Build a robust HiPo Program in just 3 steps
Here are the key questions you must have clear answers to, black and white, with no shades of grey to crack a solid HIPO program.
Organizations are at different stages when it comes to creating mature High Potential (HiPo) programs, but what is clear is that talent differentiation is a necessary evil and getting it right is the key to deriving the benefits from leadership, growth, and innovation perspective. Getting it wrong can be disastrous for any organizations and can lead to the loss of key talent and a path of politics, confusion, and lack of transparency. Here are the key questions you must have clear answers to, black and white, with no shades of grey to crack a solid HIPO program.
1. Who is a HiPo?
Organizations need to define a HiPo in the context of their business. What are the qualities that are most relevant to the firm today and tomorrow that will hatch the next leadership cadre? Many companies use a mix of behaviors to define a HiPo, that includes three elements: firstly, past & present inputs (performance and achievements); secondly, leadership competencies (the fabric and DNA of the individual and, thirdly, their potential (ability to take on higher roles). Other organizations that are going away from the performance rating are moving into one single measurement of the individual and incorporating all three in one metric. What is critical is to understand what qualities we are looking for in a HiPo that will change from business to business, and it is extremely contextual to each organization (Stage of maturity, competitive landscape, and aspiration of the company).

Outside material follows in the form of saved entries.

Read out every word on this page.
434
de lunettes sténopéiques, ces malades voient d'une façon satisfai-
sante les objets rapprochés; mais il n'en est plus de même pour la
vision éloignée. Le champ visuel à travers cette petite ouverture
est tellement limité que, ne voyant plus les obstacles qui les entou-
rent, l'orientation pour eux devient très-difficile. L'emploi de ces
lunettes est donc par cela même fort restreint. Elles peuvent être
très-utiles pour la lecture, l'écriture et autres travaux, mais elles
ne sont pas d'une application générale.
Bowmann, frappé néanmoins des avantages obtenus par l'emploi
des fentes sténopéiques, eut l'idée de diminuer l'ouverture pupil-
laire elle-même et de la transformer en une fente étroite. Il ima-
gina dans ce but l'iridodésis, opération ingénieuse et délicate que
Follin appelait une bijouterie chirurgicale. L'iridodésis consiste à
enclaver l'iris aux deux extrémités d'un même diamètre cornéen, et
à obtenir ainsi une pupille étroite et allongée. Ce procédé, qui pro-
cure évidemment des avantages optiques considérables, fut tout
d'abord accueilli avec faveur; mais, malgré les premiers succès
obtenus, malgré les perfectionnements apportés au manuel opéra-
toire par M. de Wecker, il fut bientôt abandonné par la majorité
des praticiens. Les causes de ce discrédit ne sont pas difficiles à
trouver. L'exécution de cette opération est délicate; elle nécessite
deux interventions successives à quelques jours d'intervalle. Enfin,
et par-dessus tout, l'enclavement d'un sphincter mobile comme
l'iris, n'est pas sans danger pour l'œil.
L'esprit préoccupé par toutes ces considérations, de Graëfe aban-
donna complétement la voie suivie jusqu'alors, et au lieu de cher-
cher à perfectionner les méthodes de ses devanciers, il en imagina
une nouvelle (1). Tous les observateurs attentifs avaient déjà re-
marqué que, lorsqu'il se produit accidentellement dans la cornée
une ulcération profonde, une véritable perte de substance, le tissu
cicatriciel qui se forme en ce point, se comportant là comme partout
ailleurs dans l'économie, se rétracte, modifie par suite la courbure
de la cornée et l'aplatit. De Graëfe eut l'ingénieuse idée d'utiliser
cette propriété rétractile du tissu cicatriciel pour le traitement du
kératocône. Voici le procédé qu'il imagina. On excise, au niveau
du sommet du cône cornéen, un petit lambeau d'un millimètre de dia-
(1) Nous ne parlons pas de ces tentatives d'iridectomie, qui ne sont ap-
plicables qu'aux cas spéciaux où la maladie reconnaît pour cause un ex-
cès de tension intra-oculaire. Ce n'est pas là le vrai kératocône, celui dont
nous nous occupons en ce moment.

For example, Ericson takes the vision 2020 and the business strategy as the base to define the kind of leadership they need for 2020. All HiPo programs and leadership development interventions align to achieving that goal. One of the qualities that have been identified as critical for Ericson to reach that target is “entrepreneurial leadership,” so that is what they are looking for in HiPos (among another 10 competencies). The process took over five months to look at the talent pool and identify those HiPos. In different businesses, at Genpact, their CEO, Tiger Tyagrajan has identified three behaviors that will drive the business to the next level: collaboration, digital thinking and being able to move across the spectrum from concept to execution. For Genpact, HiPos need to exhibit these three behaviors and the entire selection happens around these competencies.
The starting point is always the end in mind: What are you looking for? If you don’t know what you are looking for, you will never find it.
The next step is to create a robust and transparent way to identify HiPOs. It is critical that the process is reliable and perceived to be fair by all stakeholders in the organization. That is why it is essential that you don’t move to point 2 until you are clear about point 1. Many organizations start with performance (achievements) as 1st level of filtering, then move to the competencies and qualities of the individual – either using leader’s council reviews or assessments (or both). This stage assesses for two things: the leadership DNA & alignment with company’s requirements and the ability & aspiration of the individual to grow and take on higher and more challenging roles. Typically, this process happens yearly and reviewed half yearly – while companies are also moving to move regular and on-going reviews.
In the previous example of Ericson, in their five-month process that they underwent to identify HiPos, they used an internal talent council to do the 1st level of screening, followed by talent boards to go deeper in each candidate and finally followed by an assessment center to validate the competencies with each candidate. In Credit Suisse, the process runs through the organization and adapts to the level of the individual. After they have identified top talent on the basis of performance/achievement/potential (“as is” today), then they measure this pool by taking them through the assessment center with the objective of assessing the individual with the competencies required for one level up. This exercise also shows the talent gaps and creates a foundation not only for identification but also for development.